And unless you've been both housebound and had your internet connection cut off, you're probably also heard some idiot smugly asking "whatever happened to 'global warming', then?" (Or, as the Daily Mash delicately puts it, "Britain Trapped Under Two Feet of Global Warming Bullshit".)

I do not like this argument.
I do not like it because it sounds suspiciously like an ad hoc justification; that is to say, it is not properly falsifiable*. Flood, drought or blizzard, no matter what odd events happen, it could be viewed under this line of reasoning as evidence of climate change — in fact, the only thing that would falsify this would be for the weather to remain uniformly dull and predictable — and in the UK, that in and of itself would be viewed as unusual.

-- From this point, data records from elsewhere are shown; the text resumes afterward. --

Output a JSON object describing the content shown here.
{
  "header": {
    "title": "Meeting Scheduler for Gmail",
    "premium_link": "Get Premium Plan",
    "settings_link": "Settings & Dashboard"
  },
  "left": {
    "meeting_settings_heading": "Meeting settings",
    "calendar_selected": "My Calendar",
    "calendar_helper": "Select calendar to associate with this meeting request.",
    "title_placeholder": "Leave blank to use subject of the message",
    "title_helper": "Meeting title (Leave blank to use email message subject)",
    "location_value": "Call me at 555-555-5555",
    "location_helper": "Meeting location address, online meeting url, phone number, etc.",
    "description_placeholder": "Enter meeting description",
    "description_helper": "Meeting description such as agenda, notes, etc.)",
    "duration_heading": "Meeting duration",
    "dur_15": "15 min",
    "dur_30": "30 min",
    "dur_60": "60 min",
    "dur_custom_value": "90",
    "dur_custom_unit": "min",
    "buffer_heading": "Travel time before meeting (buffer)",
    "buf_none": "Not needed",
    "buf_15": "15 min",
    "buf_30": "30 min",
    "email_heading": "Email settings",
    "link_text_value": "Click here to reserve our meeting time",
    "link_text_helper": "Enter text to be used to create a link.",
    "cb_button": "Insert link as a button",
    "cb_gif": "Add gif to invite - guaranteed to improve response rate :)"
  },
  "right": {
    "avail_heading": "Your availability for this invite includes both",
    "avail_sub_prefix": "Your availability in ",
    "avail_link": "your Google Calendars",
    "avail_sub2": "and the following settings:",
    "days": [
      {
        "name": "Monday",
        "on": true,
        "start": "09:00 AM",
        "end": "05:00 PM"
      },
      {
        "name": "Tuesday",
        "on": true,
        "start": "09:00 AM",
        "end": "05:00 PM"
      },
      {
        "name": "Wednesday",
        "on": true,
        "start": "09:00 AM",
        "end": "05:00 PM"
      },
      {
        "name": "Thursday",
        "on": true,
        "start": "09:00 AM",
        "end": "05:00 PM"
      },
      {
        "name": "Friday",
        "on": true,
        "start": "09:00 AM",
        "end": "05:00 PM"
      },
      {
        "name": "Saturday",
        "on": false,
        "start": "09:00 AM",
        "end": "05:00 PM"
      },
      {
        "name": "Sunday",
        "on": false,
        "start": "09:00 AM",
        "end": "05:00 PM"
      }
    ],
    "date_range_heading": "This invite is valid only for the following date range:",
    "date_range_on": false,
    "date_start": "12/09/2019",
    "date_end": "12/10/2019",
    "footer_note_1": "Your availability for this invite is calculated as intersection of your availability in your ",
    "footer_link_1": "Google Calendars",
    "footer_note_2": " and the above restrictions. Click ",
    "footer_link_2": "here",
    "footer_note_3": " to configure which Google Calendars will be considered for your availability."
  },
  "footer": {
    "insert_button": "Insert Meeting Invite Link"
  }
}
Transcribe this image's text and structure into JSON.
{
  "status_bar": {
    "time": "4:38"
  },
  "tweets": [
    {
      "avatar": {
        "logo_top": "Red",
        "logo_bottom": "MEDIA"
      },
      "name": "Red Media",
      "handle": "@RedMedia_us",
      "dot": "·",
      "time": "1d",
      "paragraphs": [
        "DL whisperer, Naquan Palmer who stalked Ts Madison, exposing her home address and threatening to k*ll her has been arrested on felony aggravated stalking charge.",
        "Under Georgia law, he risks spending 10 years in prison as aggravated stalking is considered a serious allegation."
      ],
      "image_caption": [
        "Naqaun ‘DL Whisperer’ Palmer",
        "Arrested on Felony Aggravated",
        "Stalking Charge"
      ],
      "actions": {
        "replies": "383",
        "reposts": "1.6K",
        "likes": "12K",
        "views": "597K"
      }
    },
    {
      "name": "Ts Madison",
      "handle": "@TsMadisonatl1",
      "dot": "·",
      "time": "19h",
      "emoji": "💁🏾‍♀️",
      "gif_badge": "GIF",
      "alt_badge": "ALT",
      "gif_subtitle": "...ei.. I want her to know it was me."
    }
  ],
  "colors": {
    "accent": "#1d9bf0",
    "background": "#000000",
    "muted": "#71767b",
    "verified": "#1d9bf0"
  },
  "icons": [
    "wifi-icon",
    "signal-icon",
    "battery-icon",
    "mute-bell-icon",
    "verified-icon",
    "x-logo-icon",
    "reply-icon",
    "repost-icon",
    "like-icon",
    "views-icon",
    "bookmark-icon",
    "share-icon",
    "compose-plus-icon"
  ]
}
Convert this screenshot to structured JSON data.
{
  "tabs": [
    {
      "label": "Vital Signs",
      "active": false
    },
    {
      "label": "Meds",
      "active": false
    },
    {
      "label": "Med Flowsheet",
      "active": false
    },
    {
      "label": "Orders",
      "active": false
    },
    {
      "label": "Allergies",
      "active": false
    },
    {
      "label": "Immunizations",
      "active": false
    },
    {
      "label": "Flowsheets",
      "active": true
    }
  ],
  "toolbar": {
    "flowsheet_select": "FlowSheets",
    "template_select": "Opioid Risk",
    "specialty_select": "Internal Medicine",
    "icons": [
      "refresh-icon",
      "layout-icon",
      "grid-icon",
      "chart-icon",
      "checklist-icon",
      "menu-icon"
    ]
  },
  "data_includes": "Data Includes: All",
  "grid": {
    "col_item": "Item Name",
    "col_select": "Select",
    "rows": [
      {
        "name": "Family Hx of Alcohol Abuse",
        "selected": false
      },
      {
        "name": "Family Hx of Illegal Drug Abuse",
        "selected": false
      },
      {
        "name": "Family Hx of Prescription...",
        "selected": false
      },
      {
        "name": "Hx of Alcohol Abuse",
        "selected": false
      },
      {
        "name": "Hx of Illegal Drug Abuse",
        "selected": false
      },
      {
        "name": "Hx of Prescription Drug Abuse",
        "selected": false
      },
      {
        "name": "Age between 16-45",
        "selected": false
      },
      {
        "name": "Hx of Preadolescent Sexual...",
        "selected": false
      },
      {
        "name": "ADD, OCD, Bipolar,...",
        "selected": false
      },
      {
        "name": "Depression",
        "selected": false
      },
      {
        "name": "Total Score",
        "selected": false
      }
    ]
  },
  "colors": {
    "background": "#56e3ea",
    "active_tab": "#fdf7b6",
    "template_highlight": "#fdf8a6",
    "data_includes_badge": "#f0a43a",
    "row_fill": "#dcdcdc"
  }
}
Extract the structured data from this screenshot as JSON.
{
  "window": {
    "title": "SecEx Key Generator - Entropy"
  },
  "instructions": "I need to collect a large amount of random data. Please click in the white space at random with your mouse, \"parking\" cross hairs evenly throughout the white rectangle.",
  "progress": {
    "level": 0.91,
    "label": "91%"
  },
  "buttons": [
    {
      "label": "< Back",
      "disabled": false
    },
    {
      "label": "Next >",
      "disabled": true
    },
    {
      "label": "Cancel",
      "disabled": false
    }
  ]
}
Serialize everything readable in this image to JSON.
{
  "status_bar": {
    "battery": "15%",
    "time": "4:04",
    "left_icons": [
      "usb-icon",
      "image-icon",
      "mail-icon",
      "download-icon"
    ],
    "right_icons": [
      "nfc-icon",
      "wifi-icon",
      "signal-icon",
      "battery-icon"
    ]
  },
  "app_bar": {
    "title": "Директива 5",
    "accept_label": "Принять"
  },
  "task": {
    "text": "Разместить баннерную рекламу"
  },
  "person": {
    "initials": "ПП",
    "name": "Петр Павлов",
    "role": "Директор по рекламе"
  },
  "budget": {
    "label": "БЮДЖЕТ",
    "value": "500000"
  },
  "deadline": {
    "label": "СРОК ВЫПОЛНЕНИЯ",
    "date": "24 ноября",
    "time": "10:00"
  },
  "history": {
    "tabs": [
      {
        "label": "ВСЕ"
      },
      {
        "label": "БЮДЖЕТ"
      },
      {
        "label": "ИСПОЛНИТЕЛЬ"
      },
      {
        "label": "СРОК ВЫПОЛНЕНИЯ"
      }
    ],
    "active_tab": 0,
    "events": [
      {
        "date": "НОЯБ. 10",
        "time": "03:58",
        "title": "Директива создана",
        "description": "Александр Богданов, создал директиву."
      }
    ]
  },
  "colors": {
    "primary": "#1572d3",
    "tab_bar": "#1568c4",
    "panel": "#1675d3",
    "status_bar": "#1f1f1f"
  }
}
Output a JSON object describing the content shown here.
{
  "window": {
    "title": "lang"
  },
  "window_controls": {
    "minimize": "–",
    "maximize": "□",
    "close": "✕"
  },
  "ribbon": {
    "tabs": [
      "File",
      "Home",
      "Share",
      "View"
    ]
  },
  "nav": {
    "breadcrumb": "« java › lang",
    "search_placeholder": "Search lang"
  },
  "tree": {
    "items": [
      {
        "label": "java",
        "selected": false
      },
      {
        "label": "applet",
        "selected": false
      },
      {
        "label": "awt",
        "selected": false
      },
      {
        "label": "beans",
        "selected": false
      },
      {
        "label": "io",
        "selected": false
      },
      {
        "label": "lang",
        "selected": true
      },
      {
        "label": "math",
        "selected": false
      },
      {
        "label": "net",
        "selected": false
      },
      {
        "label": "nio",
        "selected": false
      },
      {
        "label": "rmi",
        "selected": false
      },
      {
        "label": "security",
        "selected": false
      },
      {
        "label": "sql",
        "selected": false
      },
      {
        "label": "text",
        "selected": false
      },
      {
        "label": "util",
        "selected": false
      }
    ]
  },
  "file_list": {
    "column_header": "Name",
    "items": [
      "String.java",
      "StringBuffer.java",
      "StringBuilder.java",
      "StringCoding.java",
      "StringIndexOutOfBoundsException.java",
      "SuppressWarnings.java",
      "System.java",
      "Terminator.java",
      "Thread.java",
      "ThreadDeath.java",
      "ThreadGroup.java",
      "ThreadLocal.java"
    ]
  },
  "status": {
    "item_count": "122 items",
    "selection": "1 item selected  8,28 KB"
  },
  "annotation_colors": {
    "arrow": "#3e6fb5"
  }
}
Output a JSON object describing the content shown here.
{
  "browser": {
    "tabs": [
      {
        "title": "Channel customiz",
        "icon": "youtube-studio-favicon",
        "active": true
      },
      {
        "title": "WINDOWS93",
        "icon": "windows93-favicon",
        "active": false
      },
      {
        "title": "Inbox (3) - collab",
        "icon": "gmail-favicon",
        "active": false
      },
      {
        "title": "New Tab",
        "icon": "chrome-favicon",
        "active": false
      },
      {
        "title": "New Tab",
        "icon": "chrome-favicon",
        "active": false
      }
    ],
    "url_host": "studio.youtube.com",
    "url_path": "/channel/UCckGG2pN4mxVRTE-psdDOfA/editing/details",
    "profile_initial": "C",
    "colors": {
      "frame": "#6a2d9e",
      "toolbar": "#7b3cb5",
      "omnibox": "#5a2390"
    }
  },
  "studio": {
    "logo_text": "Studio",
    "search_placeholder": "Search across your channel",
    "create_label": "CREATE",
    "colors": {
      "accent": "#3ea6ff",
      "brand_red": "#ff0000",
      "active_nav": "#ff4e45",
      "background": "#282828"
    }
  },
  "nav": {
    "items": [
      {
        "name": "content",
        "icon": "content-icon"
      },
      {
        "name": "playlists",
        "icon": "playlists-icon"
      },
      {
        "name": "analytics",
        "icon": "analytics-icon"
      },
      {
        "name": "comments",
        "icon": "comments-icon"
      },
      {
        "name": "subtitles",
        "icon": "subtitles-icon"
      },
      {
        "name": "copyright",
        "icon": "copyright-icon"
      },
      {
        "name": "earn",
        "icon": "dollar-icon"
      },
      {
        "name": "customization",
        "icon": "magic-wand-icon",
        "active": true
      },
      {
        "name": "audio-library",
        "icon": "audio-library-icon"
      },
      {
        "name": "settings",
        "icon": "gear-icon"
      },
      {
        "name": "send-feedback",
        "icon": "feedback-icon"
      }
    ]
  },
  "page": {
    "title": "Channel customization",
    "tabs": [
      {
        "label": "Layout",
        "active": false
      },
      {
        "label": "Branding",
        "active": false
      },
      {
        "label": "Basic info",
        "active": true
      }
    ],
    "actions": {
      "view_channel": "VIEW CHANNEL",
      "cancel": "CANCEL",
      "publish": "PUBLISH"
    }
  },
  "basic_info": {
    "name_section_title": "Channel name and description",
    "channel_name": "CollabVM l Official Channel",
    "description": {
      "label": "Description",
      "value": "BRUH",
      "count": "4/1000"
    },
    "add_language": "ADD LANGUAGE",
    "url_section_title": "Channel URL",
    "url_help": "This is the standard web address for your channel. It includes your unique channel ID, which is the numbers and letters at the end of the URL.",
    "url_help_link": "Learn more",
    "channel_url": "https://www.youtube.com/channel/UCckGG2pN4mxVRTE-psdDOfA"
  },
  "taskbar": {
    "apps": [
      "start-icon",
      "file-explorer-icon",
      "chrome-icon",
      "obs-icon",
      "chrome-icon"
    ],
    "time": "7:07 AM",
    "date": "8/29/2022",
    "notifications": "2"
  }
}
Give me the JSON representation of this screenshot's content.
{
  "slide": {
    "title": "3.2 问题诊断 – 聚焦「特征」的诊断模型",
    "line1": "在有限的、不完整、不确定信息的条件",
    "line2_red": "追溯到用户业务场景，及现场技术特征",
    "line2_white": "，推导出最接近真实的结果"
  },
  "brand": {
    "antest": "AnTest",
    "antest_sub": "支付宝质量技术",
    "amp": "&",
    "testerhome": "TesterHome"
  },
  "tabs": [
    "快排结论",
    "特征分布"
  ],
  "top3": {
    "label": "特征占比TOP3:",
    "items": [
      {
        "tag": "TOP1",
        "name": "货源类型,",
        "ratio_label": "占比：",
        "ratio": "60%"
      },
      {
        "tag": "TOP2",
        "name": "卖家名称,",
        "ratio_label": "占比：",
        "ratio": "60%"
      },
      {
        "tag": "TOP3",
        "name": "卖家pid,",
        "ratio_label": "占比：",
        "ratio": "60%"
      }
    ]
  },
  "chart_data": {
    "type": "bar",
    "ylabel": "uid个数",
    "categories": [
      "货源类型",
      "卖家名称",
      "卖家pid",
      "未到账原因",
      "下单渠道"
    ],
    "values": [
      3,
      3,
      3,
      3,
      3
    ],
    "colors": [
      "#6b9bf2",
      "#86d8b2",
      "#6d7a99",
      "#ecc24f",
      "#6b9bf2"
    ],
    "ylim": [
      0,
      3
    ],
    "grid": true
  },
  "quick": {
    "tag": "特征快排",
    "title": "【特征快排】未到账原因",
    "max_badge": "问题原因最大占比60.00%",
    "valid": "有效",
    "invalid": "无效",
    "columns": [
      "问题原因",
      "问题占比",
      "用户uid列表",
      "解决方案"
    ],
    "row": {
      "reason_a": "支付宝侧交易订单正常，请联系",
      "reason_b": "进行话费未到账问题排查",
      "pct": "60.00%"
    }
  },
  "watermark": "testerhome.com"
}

Now I know how climate change denialists think, because I was a little slow to accept the evidence myself — and indeed, I retain a small mental devil's advocate about the issue to this day. To the denialists, climate change is unscientific, a matter of religious conviction rather than evidential reasoning, and arguments like the above will only bolster their sense of smug, self-satisfied cynicism.
Instead, stick to the basics. Whether it's the Gulf Stream, solar flares, weather nymphs, or just random fluctuation, Britain's having some cold winters. So what? Global temperatures have been steadily rising for the last half century, and in the face of that, local yearly fluctuations just aren't relevant.
* If you have not read that essay, please do, it's a very influential one in the history of the philosophy of science, and yet fairly easy to follow!